Inoltre, alla domanda deve essere allegata obbligatoriamente anche la dichiarazione di responsabilità del datore di lavoro attestante il periodo di formazione svolto, il numero di lavoratori coinvolti, il totale di ore di formazione svolte e l'importo finanziato; in assenza dell'allegato la procedura non consente l'invio della domanda.
La domanda può essere inviata, a partire dal 10 marzo 2026, dai datori di lavoro o dai loro consulenti del lavoro tramite l'apposito servizio presente sul portale istituzionale www.inps.it, digitando nel campo "Cerca" le parole "Accesso ai servizi per aziende e consulenti" e autenticandosi con la propria identità digitale (SPID almeno di livello 2, CIE 3.0 o CNS). Successivamente si deve selezionare l'opzione "CIG e Fondi di solidarietà" e "Fondi di solidarietà". Dal menu a tendina dell'invio domande si deve scegliere per intervento: "002 Formazione" e, quindi, per Fondo: "Fondo Trentino" e inserire la matricola aziendale e il periodo richiesto.
Le domande possono essere presentate, per gli importi effettivamente fruiti, dal giorno successivo alla data in cui è terminato l'intervento formativo per il quale viene richiesto il finanziamento e, comunque, non oltre il sesto mese da tale data o dalla data dell'accordo se successiva.
Domande integrative alla NASpI
L'articolo 7, comma 2, del DM 15 novembre 2023 prevede che il Fondo in parola eroghi tutele integrative, in termini di importi e durate, rispetto alle prestazioni previste dalla legge in caso di cessazione del rapporto di lavoro. L'articolo 10 disciplina le tutele integrative delle prestazioni connesse alla cessazione del rapporto di lavoro destinate ai lavoratori stagionali e ai lavoratori che hanno compiuto 58 anni di età e che non hanno ancora maturato i requisiti minimi previsti per il pensionamento di vecchiaia o anticipato. La contribuzione correlata alla prestazione è versata alla gestione di iscrizione del lavoratore interessato a cura del Fondo.

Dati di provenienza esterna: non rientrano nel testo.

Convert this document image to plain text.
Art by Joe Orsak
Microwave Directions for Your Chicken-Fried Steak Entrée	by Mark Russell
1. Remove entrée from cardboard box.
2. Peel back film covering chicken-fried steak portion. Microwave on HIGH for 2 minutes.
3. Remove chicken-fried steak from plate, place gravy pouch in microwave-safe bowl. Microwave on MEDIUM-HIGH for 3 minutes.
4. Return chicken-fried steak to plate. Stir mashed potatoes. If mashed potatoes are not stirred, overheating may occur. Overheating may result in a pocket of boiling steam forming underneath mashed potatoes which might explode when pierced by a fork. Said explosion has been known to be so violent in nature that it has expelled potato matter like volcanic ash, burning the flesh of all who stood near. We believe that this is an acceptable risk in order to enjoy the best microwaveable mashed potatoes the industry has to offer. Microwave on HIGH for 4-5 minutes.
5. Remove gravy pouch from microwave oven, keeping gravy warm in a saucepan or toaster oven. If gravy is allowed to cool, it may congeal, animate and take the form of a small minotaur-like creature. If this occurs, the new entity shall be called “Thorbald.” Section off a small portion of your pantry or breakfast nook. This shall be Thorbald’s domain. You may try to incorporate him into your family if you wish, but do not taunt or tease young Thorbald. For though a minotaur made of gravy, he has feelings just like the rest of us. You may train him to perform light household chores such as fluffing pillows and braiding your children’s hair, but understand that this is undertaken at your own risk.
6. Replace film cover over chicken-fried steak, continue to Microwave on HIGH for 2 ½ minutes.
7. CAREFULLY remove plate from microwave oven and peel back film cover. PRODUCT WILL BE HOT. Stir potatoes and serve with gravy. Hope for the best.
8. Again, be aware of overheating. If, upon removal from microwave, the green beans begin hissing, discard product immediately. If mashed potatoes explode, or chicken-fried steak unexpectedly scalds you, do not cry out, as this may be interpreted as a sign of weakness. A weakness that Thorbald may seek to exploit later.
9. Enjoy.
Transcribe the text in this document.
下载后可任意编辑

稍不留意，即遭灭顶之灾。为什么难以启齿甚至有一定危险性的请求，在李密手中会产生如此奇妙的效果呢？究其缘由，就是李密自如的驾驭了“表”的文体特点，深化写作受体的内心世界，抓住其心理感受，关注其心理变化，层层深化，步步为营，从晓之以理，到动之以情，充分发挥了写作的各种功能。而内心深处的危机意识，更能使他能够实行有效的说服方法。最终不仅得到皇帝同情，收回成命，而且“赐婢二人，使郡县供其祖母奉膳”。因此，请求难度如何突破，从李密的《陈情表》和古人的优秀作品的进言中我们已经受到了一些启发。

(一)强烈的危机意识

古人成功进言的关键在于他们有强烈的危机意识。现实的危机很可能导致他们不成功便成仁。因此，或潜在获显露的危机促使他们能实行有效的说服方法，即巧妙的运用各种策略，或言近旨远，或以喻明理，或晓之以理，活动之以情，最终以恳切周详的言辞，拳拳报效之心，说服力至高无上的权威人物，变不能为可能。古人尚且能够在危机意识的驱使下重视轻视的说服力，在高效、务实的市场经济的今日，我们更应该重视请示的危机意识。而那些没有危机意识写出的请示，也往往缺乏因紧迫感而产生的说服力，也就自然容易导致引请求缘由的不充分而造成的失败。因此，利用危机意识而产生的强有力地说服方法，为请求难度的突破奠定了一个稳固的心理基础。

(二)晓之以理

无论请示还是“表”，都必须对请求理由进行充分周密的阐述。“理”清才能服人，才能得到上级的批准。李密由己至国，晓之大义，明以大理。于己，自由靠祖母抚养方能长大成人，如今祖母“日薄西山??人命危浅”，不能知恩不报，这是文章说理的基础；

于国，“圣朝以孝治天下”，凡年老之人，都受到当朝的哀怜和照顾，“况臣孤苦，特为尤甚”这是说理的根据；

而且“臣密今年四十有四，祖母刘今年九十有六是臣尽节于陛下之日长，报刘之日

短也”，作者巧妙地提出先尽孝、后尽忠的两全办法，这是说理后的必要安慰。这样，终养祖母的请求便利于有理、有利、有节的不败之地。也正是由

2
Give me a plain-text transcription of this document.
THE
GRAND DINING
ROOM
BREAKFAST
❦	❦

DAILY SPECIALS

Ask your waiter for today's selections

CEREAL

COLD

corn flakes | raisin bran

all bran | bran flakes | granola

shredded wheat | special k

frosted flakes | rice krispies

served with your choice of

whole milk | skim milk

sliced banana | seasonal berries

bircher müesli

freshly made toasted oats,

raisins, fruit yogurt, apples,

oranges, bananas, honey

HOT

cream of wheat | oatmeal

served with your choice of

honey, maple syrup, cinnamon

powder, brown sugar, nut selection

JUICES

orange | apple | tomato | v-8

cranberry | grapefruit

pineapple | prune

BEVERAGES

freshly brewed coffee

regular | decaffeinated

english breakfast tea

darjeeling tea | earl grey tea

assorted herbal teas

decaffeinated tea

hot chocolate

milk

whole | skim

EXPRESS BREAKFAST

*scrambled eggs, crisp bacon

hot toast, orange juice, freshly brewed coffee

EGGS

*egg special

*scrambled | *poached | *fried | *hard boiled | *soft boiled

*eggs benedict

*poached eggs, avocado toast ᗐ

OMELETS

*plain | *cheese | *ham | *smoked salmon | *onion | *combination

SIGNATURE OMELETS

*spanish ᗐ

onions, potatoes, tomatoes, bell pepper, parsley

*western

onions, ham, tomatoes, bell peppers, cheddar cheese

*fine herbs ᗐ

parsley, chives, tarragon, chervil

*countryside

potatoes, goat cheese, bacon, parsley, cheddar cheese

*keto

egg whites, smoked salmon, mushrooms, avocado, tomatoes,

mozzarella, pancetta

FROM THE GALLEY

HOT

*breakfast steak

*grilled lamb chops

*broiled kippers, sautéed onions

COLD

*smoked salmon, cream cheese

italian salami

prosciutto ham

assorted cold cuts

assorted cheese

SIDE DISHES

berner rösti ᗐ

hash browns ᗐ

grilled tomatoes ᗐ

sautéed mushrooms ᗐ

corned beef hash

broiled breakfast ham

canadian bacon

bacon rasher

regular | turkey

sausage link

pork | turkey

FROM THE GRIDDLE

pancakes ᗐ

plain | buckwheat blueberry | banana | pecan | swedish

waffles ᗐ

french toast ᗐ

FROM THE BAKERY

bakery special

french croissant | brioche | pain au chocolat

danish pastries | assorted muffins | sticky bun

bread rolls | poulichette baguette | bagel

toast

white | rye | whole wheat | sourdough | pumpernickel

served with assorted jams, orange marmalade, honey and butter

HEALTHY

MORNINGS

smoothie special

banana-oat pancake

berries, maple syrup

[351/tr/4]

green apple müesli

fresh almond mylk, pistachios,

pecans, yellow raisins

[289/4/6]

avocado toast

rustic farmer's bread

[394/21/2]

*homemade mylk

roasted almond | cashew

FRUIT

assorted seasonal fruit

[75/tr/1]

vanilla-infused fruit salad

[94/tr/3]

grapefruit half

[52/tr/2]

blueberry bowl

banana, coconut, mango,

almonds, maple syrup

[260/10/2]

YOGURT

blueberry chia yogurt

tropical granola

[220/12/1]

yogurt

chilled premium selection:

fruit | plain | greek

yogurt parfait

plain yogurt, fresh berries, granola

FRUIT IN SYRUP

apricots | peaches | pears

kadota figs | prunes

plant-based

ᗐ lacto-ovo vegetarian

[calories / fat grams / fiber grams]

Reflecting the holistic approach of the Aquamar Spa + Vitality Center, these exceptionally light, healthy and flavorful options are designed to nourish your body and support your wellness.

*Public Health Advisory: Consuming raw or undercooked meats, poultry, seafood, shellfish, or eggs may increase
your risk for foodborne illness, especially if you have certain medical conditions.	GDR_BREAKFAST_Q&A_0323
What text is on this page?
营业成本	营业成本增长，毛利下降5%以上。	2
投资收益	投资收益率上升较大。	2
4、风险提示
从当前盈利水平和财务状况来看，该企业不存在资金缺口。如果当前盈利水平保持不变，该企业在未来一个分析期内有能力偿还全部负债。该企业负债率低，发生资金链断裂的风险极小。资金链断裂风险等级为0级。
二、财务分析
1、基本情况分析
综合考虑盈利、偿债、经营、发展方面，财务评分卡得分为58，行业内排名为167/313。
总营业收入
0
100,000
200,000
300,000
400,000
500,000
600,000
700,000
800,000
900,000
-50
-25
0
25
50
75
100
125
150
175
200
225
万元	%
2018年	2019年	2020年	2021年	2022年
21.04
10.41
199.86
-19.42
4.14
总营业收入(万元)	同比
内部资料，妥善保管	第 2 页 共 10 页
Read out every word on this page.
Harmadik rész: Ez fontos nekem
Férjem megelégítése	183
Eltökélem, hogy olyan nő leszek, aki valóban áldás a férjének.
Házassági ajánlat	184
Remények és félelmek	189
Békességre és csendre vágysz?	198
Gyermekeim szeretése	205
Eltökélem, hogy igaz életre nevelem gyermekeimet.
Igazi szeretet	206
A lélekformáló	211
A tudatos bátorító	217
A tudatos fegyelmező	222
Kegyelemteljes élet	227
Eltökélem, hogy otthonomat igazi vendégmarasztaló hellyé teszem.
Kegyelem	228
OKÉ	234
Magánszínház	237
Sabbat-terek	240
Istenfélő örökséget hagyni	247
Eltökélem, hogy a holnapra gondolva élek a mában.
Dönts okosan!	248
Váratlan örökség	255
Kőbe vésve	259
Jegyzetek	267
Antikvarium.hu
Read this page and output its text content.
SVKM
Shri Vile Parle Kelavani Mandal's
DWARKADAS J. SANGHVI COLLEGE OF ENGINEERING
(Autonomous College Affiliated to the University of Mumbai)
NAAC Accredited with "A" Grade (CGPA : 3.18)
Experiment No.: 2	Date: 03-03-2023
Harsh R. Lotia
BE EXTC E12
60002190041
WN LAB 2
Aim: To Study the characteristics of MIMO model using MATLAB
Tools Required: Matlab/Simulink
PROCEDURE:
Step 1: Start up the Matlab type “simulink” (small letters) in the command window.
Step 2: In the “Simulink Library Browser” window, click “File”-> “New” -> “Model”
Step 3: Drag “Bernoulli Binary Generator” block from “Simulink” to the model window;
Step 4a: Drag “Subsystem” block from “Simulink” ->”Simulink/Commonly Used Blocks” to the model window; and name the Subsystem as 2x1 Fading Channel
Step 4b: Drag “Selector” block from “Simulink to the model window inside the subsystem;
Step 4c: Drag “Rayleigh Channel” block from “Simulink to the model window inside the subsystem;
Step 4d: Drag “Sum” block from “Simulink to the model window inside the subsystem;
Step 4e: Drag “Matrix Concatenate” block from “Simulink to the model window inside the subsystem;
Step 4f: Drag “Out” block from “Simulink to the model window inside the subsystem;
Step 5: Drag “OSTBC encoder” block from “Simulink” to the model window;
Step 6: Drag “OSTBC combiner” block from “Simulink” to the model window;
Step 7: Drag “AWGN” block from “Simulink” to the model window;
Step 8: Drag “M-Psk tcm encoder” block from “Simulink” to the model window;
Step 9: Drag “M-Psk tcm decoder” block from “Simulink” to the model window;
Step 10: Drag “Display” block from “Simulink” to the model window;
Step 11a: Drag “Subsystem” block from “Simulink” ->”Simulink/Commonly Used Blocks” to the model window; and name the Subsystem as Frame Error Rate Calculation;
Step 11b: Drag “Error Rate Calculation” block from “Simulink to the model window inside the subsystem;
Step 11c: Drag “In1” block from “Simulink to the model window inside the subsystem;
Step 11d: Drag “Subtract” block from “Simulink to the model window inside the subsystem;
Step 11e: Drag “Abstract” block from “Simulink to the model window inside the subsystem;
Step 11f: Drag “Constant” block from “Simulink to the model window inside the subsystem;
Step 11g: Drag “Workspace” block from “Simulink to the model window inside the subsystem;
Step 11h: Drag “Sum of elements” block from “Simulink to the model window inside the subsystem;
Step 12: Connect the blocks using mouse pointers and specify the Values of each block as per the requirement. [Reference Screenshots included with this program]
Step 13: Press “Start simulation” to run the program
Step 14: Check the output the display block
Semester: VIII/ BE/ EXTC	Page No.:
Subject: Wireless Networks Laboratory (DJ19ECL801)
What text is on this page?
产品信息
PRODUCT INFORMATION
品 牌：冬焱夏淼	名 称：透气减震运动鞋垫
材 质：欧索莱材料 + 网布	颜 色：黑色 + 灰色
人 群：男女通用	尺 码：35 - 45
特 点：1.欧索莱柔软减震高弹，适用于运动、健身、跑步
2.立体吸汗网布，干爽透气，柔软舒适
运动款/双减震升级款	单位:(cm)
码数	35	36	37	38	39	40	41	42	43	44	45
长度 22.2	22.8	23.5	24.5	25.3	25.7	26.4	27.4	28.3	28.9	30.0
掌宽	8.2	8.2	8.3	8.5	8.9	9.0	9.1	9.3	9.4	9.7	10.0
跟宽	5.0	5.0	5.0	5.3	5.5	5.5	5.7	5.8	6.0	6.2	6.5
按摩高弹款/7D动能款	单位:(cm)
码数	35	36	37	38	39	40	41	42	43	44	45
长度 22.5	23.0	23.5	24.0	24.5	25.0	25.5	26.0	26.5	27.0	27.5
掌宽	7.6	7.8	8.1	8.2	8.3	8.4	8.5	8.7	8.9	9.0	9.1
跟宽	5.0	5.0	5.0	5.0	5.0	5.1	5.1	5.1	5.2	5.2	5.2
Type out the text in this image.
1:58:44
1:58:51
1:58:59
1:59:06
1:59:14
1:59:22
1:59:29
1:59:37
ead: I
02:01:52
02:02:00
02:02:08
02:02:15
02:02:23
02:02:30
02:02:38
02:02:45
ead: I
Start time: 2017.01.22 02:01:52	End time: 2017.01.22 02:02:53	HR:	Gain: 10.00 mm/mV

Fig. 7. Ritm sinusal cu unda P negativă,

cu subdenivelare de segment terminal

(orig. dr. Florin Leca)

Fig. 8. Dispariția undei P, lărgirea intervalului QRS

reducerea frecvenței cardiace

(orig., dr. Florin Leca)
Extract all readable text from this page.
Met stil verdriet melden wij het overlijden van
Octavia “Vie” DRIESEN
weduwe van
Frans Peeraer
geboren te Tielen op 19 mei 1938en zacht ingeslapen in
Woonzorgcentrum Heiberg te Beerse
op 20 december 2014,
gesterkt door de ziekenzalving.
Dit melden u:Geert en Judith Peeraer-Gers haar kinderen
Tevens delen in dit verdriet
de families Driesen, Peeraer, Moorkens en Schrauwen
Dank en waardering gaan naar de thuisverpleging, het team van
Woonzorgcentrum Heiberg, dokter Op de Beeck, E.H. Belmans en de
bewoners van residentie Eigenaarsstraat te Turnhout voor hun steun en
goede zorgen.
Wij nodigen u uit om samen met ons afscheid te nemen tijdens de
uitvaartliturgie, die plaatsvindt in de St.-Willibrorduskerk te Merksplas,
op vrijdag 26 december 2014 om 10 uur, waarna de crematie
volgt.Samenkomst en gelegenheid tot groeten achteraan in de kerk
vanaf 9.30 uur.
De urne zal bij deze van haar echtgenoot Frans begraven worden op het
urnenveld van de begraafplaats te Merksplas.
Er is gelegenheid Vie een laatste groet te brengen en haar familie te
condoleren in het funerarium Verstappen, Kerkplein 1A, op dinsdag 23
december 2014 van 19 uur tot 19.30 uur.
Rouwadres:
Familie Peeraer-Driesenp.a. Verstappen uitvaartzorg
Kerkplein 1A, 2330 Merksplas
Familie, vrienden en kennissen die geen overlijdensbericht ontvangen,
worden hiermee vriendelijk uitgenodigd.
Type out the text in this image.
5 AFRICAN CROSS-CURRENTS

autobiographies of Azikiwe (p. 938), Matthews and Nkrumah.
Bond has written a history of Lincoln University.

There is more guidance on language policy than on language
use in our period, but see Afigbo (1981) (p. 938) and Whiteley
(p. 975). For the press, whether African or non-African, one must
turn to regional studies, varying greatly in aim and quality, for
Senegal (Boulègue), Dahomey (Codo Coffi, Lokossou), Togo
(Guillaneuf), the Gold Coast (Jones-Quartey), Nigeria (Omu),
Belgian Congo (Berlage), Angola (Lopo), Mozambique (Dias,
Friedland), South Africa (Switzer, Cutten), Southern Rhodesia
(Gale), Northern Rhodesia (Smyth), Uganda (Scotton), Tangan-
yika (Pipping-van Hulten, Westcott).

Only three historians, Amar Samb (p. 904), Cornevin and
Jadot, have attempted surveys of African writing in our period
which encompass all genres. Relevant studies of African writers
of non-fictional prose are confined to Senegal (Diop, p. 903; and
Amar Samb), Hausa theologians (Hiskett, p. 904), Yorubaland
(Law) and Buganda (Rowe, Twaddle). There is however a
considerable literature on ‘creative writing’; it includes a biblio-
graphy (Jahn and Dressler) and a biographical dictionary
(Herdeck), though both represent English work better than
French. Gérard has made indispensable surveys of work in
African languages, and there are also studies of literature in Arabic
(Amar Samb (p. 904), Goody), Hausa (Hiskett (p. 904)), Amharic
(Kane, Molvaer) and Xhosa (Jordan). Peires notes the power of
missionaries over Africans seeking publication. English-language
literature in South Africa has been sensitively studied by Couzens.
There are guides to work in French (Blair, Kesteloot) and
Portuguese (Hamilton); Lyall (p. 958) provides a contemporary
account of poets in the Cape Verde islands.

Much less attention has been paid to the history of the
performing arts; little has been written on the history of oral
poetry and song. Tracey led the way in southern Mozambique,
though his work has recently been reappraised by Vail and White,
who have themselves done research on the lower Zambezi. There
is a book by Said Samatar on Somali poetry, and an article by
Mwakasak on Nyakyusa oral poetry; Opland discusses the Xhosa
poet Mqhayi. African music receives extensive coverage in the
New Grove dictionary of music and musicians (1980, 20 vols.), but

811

La domanda può essere inviata, a partire dal 10 marzo 2026, dai datori di lavoro o dai loro consulenti del lavoro tramite l'apposito servizio presente sul portale istituzionale www.inps.it, digitando nel campo "Cerca" le parole "Accesso ai servizi per aziende e consulenti" e autenticandosi con la propria identità digitale (SPID almeno di livello 2, CIE 3.0 o CNS). Il servizio per l'invio telematico della domanda è disponibile al seguente percorso: "CIG e Fondi di solidarietà" > "Assegno emergenziale".
Il datore di lavoro, al momento della presentazione della domanda, deve selezionare il Fondo, allegando i dati analitici dei lavoratori utilizzando il citato allegato, che costituisce parte integrante della domanda.